不知过了多久,困意终于漫上来,源小乌的眼皮越来越重,意识渐渐模糊。可就在他即将陷入沉睡的瞬间,颈间突然传来一阵剧烈的刺痛——比白天那次短暂的刺痛要猛烈十倍,像是有无数根细针同时扎进皮肤,又像是有滚烫的铁丝勒着脖颈,痛感顺着血管瞬间蔓延到全身。

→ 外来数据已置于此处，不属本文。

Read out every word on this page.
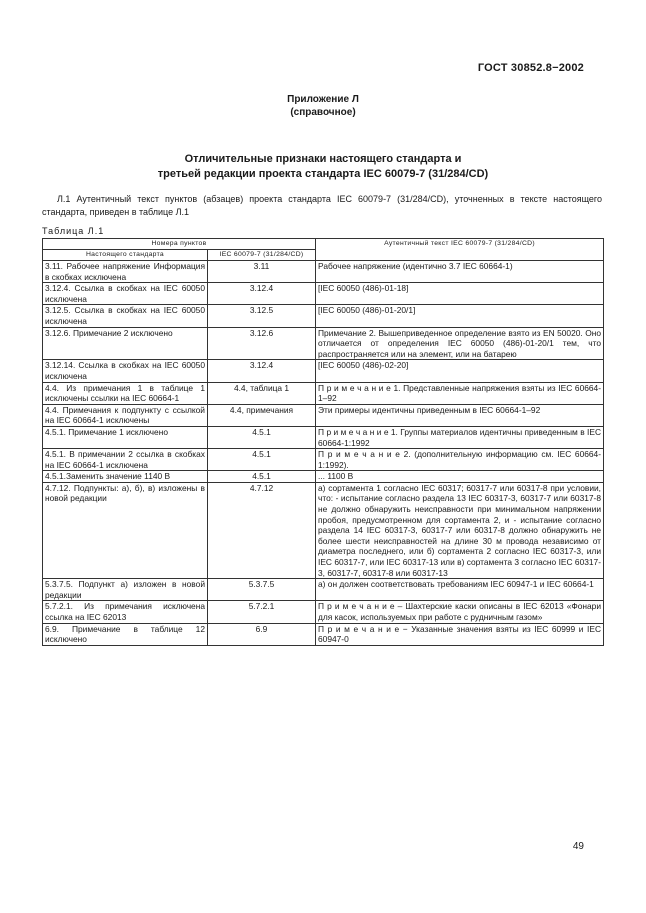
ГОСТ 30852.8−2002
Приложение Л
(справочное)
Отличительные признаки настоящего стандарта и
третьей редакции проекта стандарта IEC 60079-7 (31/284/CD)
Л.1 Аутентичный текст пунктов (абзацев) проекта стандарта IEC 60079-7 (31/284/CD), уточненных в тексте настоящего стандарта, приведен в таблице Л.1
Таблица Л.1
Номера пунктов		Аутентичный текст IEC 60079-7 (31/284/CD)
Настоящего стандарта	IEC 60079-7 (31/284/CD)	
3.11. Рабочее напряжение Информация в скобках исключена	3.11	Рабочее напряжение (идентично 3.7 IEC 60664-1)
3.12.4. Ссылка в скобках на IEC 60050 исключена	3.12.4	[IEC 60050 (486)-01-18]
3.12.5. Ссылка в скобках на IEC 60050 исключена	3.12.5	[IEC 60050 (486)-01-20/1]
3.12.6. Примечание 2 исключено	3.12.6	Примечание 2. Вышеприведенное определение взято из EN 50020. Оно отличается от определения IEC 60050 (486)-01-20/1 тем, что распространяется или на элемент, или на батарею
3.12.14. Ссылка в скобках на IEC 60050 исключена	3.12.4	[IEC 60050 (486)-02-20]
4.4. Из примечания 1 в таблице 1 исключены ссылки на IEC 60664-1	4.4, таблица 1	П р и м е ч а н и е 1. Представленные напряжения взяты из IEC 60664-1–92
4.4. Примечания к подпункту с ссылкой на IEC 60664-1 исключены	4.4, примечания	Эти примеры идентичны приведенным в IEC 60664-1–92
4.5.1. Примечание 1 исключено	4.5.1	П р и м е ч а н и е 1. Группы материалов идентичны приведенным в IEC 60664-1:1992
4.5.1. В примечании 2 ссылка в скобках на IEC 60664-1 исключена	4.5.1	П р и м е ч а н и е 2. (дополнительную информацию см. IEC 60664-1:1992).
4.5.1.Заменить значение 1140 В	4.5.1	... 1100 В
4.7.12. Подпункты: а), б), в) изложены в новой редакции	4.7.12	а) сортамента 1 согласно IEC 60317; 60317-7 или 60317-8 при условии, что: - испытание согласно раздела 13 IEC 60317-3, 60317-7 или 60317-8 не должно обнаружить неисправности при минимальном напряжении пробоя, предусмотренном для сортамента 2, и - испытание согласно раздела 14 IEC 60317-3, 60317-7 или 60317-8 должно обнаружить не более шести неисправностей на длине 30 м провода независимо от диаметра последнего, или б) сортамента 2 согласно IEC 60317-3, или IEC 60317-7, или IEC 60317-13 или в) сортамента 3 согласно IEC 60317-3, 60317-7, 60317-8 или 60317-13
5.3.7.5. Подпункт а) изложен в новой редакции	5.3.7.5	а) он должен соответствовать требованиям IEC 60947-1 и IEC 60664-1
5.7.2.1. Из примечания исключена ссылка на IEC 62013	5.7.2.1	П р и м е ч а н и е – Шахтерские каски описаны в IEC 62013 «Фонари для касок, используемых при работе с рудничным газом»
6.9. Примечание в таблице 12 исключено	6.9	П р и м е ч а н и е − Указанные значения взяты из IEC 60999 и IEC 60947-0
49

“唔!”他猛地睁开眼,金红色的眼眸里瞬间被痛苦填满,瞳孔因剧痛收缩成针尖大小。他下意识地伸手去扯颈间的链子,指尖触到冰凉的金属时,却发现颈链像长在了皮肉里一样,无论怎么用力拉扯,都纹丝不动,反而让刺痛感更甚,仿佛要将他的皮肤撕裂。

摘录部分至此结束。